Me di cuenta de otras cosas, pero no significaban nada. Era como un fumeta resolviendo los problemas del mundo con una pipa de hachís y demasiado tiempo entre manos.

Un rato después salió el sol y yo me levanté del abollado lecho de mi hijo. Me duché, me afeité y me puse el mismo traje color antracita con el que había salido.

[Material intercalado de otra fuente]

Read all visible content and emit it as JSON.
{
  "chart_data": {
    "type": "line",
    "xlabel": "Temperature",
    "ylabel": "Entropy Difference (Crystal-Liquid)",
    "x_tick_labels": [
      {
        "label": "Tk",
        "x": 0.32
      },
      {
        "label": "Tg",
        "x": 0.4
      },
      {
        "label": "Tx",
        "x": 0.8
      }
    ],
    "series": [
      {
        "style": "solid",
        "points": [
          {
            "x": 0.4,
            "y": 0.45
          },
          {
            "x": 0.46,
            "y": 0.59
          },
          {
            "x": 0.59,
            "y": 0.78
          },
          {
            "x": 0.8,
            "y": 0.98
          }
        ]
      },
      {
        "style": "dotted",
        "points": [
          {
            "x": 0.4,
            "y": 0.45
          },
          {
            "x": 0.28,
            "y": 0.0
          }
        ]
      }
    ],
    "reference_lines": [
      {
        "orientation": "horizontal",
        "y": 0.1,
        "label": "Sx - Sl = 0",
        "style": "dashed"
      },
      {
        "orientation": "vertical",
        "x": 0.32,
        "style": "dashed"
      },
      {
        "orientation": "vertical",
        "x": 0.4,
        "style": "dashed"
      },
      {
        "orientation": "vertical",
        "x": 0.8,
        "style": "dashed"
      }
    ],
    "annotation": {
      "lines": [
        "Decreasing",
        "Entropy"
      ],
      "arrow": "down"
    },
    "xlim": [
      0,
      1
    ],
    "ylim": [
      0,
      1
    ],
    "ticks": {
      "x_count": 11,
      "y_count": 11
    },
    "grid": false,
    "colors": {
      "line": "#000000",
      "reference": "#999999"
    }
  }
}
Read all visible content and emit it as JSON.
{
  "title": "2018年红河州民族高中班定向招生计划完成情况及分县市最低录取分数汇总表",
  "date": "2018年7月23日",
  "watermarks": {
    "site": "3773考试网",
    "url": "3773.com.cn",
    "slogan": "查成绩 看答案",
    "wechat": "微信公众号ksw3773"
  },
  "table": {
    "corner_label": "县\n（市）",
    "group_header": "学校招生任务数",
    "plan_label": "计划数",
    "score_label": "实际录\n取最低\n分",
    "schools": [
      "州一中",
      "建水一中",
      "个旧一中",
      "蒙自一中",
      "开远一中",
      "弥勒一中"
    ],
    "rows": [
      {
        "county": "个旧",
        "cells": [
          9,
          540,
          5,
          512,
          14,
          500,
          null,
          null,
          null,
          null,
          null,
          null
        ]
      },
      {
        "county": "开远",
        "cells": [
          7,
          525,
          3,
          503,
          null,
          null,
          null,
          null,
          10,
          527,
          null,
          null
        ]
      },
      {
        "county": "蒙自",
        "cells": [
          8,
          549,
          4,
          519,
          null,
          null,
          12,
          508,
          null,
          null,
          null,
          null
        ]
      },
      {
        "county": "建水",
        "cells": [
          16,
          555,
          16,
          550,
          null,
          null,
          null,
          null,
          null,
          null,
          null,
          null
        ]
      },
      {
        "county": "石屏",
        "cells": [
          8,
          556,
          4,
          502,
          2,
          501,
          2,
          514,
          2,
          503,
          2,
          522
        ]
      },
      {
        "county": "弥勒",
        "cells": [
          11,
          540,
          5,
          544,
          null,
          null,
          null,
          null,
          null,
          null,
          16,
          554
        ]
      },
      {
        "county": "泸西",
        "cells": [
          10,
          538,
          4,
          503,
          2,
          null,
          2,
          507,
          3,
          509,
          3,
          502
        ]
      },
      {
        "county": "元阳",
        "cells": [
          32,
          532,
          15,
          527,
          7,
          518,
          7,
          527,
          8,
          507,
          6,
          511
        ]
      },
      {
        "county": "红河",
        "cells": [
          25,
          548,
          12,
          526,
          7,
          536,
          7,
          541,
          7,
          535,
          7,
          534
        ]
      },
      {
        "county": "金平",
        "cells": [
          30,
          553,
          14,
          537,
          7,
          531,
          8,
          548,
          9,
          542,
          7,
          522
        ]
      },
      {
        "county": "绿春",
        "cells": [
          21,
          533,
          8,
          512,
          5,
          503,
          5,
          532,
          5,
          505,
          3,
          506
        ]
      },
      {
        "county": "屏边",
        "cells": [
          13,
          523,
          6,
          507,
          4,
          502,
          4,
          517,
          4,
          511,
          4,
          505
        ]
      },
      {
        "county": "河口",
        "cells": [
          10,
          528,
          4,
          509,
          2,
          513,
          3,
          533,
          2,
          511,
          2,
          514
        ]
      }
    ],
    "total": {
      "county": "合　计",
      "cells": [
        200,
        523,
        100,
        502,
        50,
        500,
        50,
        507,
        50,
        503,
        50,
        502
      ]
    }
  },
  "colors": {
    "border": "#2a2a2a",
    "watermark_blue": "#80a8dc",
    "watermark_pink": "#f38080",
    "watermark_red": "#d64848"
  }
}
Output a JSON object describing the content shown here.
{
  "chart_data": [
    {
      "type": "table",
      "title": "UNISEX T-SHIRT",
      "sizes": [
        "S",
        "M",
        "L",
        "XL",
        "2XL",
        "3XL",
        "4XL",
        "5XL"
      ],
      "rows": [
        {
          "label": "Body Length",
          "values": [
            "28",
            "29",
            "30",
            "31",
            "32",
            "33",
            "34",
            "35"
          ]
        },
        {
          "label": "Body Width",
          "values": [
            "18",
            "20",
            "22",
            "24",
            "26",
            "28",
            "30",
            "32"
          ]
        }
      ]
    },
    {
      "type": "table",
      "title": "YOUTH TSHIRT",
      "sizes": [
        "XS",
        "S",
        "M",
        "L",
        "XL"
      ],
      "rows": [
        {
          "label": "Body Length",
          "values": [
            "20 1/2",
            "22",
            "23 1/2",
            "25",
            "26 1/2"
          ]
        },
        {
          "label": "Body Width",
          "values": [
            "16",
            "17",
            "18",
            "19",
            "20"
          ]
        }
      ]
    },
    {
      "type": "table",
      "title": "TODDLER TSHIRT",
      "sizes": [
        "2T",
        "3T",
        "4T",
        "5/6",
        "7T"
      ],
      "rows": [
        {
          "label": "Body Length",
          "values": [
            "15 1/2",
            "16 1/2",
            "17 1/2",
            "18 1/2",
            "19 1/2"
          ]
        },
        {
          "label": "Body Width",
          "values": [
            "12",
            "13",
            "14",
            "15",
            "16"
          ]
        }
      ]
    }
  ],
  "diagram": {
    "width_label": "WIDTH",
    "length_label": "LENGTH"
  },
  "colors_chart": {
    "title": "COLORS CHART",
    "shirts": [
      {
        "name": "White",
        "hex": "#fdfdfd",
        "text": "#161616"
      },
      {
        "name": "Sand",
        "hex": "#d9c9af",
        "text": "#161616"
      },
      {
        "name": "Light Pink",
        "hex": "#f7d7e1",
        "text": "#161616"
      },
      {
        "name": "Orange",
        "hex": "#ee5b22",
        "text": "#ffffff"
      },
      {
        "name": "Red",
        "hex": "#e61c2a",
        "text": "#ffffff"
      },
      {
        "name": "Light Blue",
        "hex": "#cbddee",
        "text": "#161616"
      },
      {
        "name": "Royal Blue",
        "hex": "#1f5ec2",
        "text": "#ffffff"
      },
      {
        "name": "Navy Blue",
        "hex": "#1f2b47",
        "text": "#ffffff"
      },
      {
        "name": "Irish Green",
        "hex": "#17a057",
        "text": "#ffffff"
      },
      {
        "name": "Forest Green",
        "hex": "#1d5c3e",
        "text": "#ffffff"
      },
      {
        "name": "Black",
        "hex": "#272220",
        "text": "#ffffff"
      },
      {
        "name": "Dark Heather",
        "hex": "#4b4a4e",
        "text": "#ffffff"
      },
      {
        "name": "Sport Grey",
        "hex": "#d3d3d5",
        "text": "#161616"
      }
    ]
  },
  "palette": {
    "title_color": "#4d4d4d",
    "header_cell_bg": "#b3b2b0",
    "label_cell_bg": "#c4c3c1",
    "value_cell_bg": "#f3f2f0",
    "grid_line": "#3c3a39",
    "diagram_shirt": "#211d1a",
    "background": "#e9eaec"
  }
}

Durante un momento intenté pensar qué tal habría sido el sexo con Tourmaline, pero no pude acostumbrar mi mente a esa idea.

Cogí el expediente con los nombres que me había dado Gara tras su investigación de las medallas y empecé a examinar los nombres y sus breves descripciones.

El primero que rechacé fue a Xian Lo. El hombre al que conocí no era asiático, y aunque era posible que un occidental tuviese un nombre asiático, la probabilidad era ínfima. Morton, Heatherton y Lamieux eran demasiado bajos para ser mi hombre.

Tampoco era Charles Maxwell Bob, porque era negro. Así lo indicaba en la parte inferior de su hoja. Rz. neg. Era la única indicación de raza en cualquiera de los expedientes. Eso no me sorprendió; no habría sorprendido a dos personas entre dos millones en la América de aquellos años. Sí que me fijé en lo tendencioso del asunto, pero ese era otro caso.

La mañana de trabajo había sido productiva. Acababa de reducir mis sospechosos de ocho a dos. Buenas probabilidades.

Mi hombre era Glen Thorn o Tomas Hight. A Tourmaline no le habría gustado el primero, pocas sílabas para ella.

Busqué en mis guías telefónicas del sur de California y encontré la dirección de ambos hombres. La vida no era buena, pero al menos las cosas seguían su curso.